Penjajah adalah orang yang melakukan tindakan menjajah. Sedangkan orang yang di jajah atau mengalami penjajahan disebut sebagai korban jajahan atau penjajahan. Sedangkan orang yang melawan penjajah disebut sebagai pejuang. Pejuang ingin bebas atau merdeka dari tekanan, tuntutan, atau ketegangan, yang ditimbulkan oleh penjajah. Supaya di negeri sendiri tidak merasa takut, was-was, khawatir, dan sebagainya (hal buruk lain), jika mau ke mana saja, melakukan apa saja, maupun berpikir apa saja.
Bagi bangsa kita, penjajahan adalah hal yang biasa, karena bangsa kita itu pernah di jajah termasuk oleh negara lain. Dalam hal pengertian bahwasanya penjajahan oleh bangsa selain bangsa Indonesia. Apakah bangsa itu? Misalnya kita ambil adalah bangsa Belanda dan Jepang. Belanda menjajah bangsa kita ratusan tahun, sedangkan bangsa Jepang menjajah kita bisa dikatakan hanya hitungan tahun. Ada terdengar kabar bahwasanya Belanda itu menjajah lebih baik atau bermanfaat di bandingkan bangsa Jepang.
Kenapa saya mengatakan hal demikian? Itu karena kendatipun saya tidak lahir pada masa itu, tapi saya dengar dari cerita generasi tua dan literatur yang masih tertinggal, termasuk video perjuangan dan penjajahan, bahwasanya Belanda itu kendatipun lama menjajah, memberikan manfaat kepada bangsa kita berupa anak bangsa di sekolahkan bahkan di luar Indonesia. Ada yang mengatakan di sekolahkan di Jerman dan Belanda, mungkin ada negara lain, tapi hanya itu yang saya dengar. Belum lagi sistem pembelajarannya bagus, yang mungkin saja (tidak pasti) termasuk baik.

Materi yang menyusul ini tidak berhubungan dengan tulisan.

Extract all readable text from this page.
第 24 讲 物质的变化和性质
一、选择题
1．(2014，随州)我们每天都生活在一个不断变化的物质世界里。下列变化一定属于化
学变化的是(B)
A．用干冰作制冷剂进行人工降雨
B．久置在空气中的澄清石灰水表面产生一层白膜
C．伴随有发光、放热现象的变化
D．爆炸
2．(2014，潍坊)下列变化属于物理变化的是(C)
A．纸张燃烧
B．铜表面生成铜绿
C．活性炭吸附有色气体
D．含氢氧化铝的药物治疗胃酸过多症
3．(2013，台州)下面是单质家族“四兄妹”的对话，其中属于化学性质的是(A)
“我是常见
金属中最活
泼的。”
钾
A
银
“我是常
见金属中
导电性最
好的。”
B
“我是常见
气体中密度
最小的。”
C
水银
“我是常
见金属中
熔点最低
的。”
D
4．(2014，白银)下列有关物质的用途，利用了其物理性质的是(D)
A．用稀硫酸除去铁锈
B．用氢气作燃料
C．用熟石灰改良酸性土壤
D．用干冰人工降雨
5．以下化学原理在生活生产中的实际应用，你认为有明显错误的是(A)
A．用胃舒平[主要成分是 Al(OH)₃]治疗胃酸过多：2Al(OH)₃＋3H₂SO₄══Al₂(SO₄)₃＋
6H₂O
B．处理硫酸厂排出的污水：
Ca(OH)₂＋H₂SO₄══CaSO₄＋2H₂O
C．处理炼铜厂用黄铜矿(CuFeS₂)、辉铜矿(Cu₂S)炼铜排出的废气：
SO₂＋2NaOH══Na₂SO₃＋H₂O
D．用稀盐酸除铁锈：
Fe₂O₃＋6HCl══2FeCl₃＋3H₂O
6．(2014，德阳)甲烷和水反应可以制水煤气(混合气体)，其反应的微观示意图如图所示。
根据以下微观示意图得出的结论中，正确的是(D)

Mungkin makanya dulu negara lain yang datang belajar ke negara kita pada masa itu. Itu karena saya dengar-dengar cerita, saat dulu itu kalau dalam kelas itu, bentuk susunan kursi dan meja berbeda-beda atau diubah bentuknya setiap hari. Sehingga siswa tidak merasa bosan dan jenuh, itu dan itu saja. Bukan bentuk kursi dan meja dalam artian yang kotak jadi kubus, lalu balok, lalu bola, dan sebagainya, tetapi susunannya.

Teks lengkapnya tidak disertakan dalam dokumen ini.